Here are a few things to think about while you are working on your meal plan:
Allergies and dietary sensitivities. For example, people who abstain from eating meat for personal reasons or due to a digestive sensitivity will need to incorporate other sources of proteins like beans, peas and other whole grains.
Taste preferences. While bulking will likely require you to change your diet to some degree in the pursuit of additional muscle mass, forcing yourself to eat foods or drink shakes or other supplements that you don’t enjoy isn’t a recipe for long term success. For example, if you don’t enjoy tuna, you can program an alternate lean protein source to replace it.
Lifestyle. Most people aren't able to devote a full-time schedule to bodybuilding - and that's okay!

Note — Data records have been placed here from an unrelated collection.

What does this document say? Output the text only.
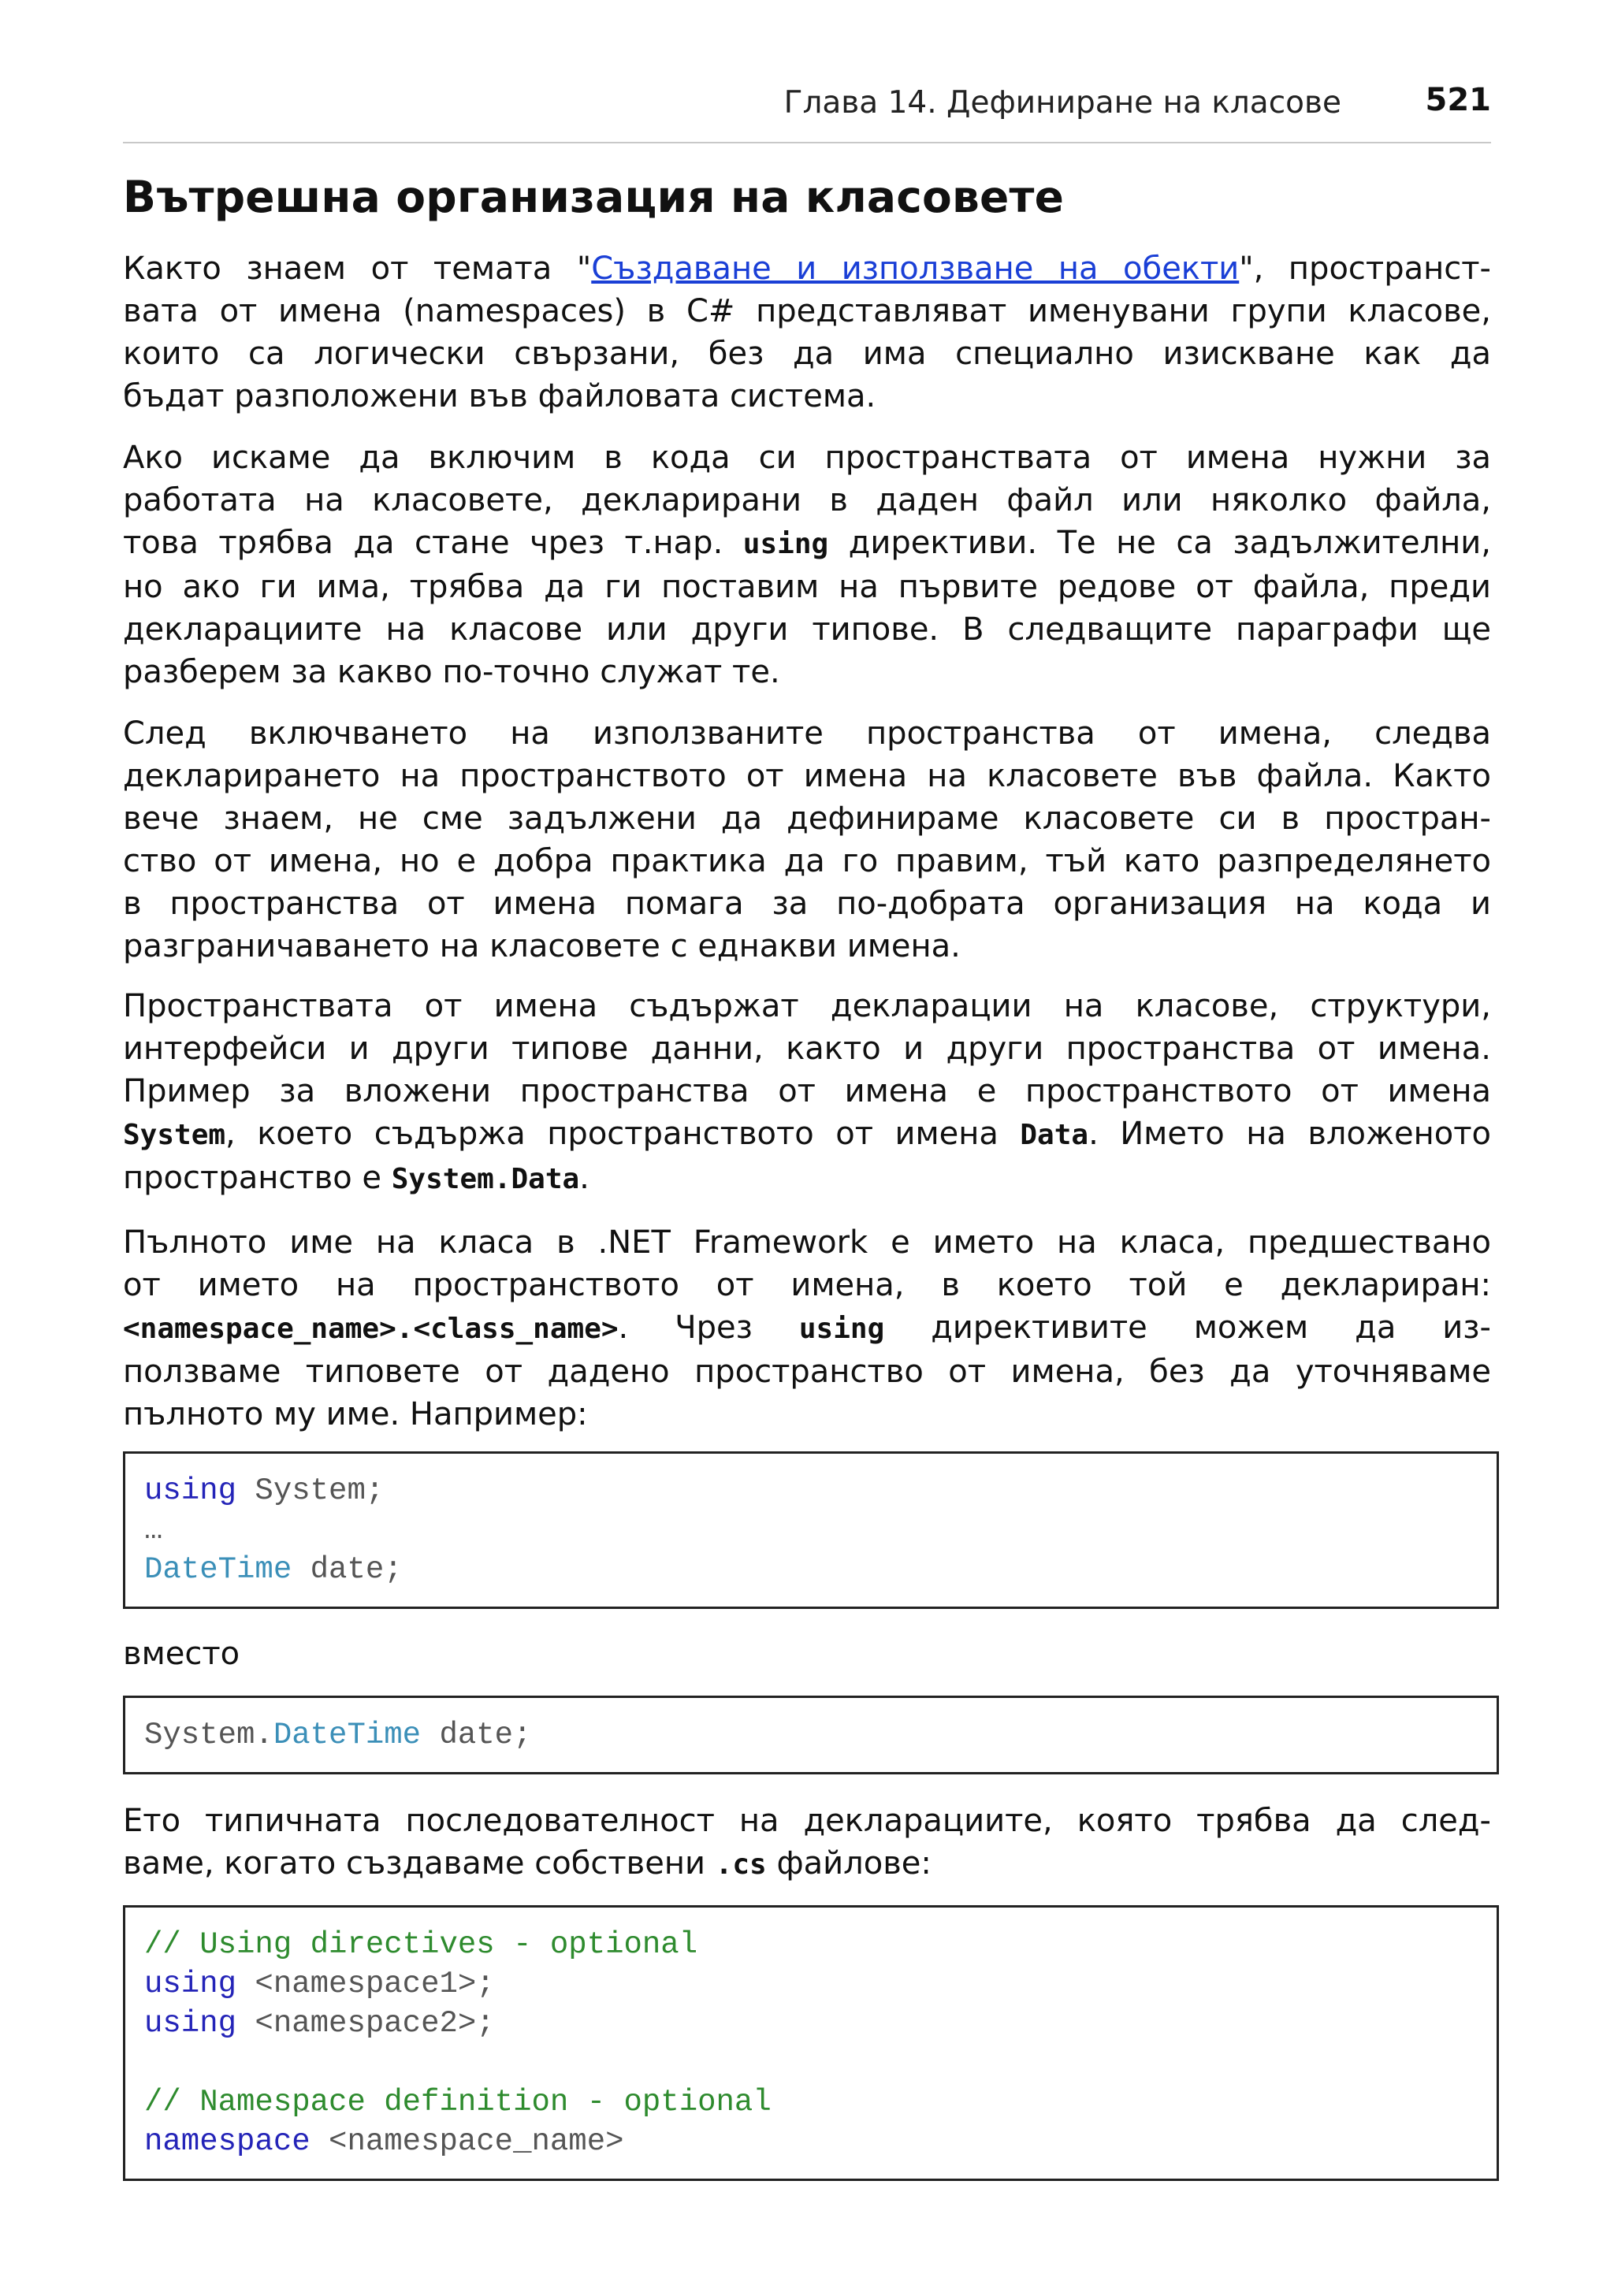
Глава 14. Дефиниране на класове	521
Вътрешна организация на класовете
Както знаем от темата "Създаване и използване на обекти", пространст-
вата от имена (namespaces) в C# представляват именувани групи класове,
които са логически свързани, без да има специално изискване как да
бъдат разположени във файловата система.
Ако искаме да включим в кода си пространствата от имена нужни за
работата на класовете, декларирани в даден файл или няколко файла,
това трябва да стане чрез т.нар. using директиви. Те не са задължителни,
но ако ги има, трябва да ги поставим на първите редове от файла, преди
декларациите на класове или други типове. В следващите параграфи ще
разберем за какво по-точно служат те.
След включването на използваните пространства от имена, следва
декларирането на пространството от имена на класовете във файла. Както
вече знаем, не сме задължени да дефинираме класовете си в простран-
ство от имена, но е добра практика да го правим, тъй като разпределянето
в пространства от имена помага за по-добрата организация на кода и
разграничаването на класовете с еднакви имена.
Пространствата от имена съдържат декларации на класове, структури,
интерфейси и други типове данни, както и други пространства от имена.
Пример за вложени пространства от имена е пространството от имена
System, което съдържа пространството от имена Data. Името на вложеното
пространство е System.Data.
Пълното име на класа в .NET Framework е името на класа, предшествано
от името на пространството от имена, в което той е деклариран:
<namespace_name>.<class_name>. Чрез using директивите можем да из-
ползваме типовете от дадено пространство от имена, без да уточняваме
пълното му име. Например:
using System;
…
DateTime date;
вместо
System.DateTime date;
Ето типичната последователност на декларациите, която трябва да след-
ваме, когато създаваме собствени .cs файлове:
// Using directives - optional
using <namespace1>;
using <namespace2>;

// Namespace definition - optional
namespace <namespace_name>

With the right nutrition plan and workout routine, you'll still be able to see results. You may need to adapt certain common practices like meal prep or aerobic exercise to your schedule. For example, if you have less time in the morning but more time at night, you might handle meal planning responsibilities in the evenings.
Lifting schedule. On a similar note, the time of day when you lift will have a minor impact on your muscle building efforts. Research suggests that the body is in an optimal state to receive nutrients immediately after weight training. This is why you'll see many people immediately rush to grab a post-workout whey protein shake or even a few scoops of peanut butter. While it's good to replenish your body with some nutrients after any kind of exercise, keep in mind that the science related to the so-called "anabolic window" is relatively anecdotal. In other words, it's not the end of the world if you miss a post-workout shake or meal - you can still gain lean mass!
Whenever it comes to personalizing a meal plan - whether you are following a ketogenic diet, paleo, or some other eating style - it's always best to consult with a registered dietitian or nutritionist. They'll be able to help you create a plan that allows you to achieve your goal of adding mass without also gaining excessive body fat. They'll answer questions you may have about popular eating styles like keto and low carb diets, then will be able to give you an exact plan to follow that will help you add mass.
Unless you want to, there's no reason to endlessly consume old school bodybuilding meals like brown rice, chicken breast and veggies. To gain weight that's mostly muscle, you need three things: the right diet, the right training plan, and consistency over the long haul. Beyond that, you are free to customize your eating and training style to fit your preferences. In fact, it's better to create a fitness plan that's customized to your own needs. A personalized plan will help you stay consistent, and while there may be times you have to use discipline during your bulk, a plan built just for you will ensure that your path to gaining muscle is much smoother and more enjoyable.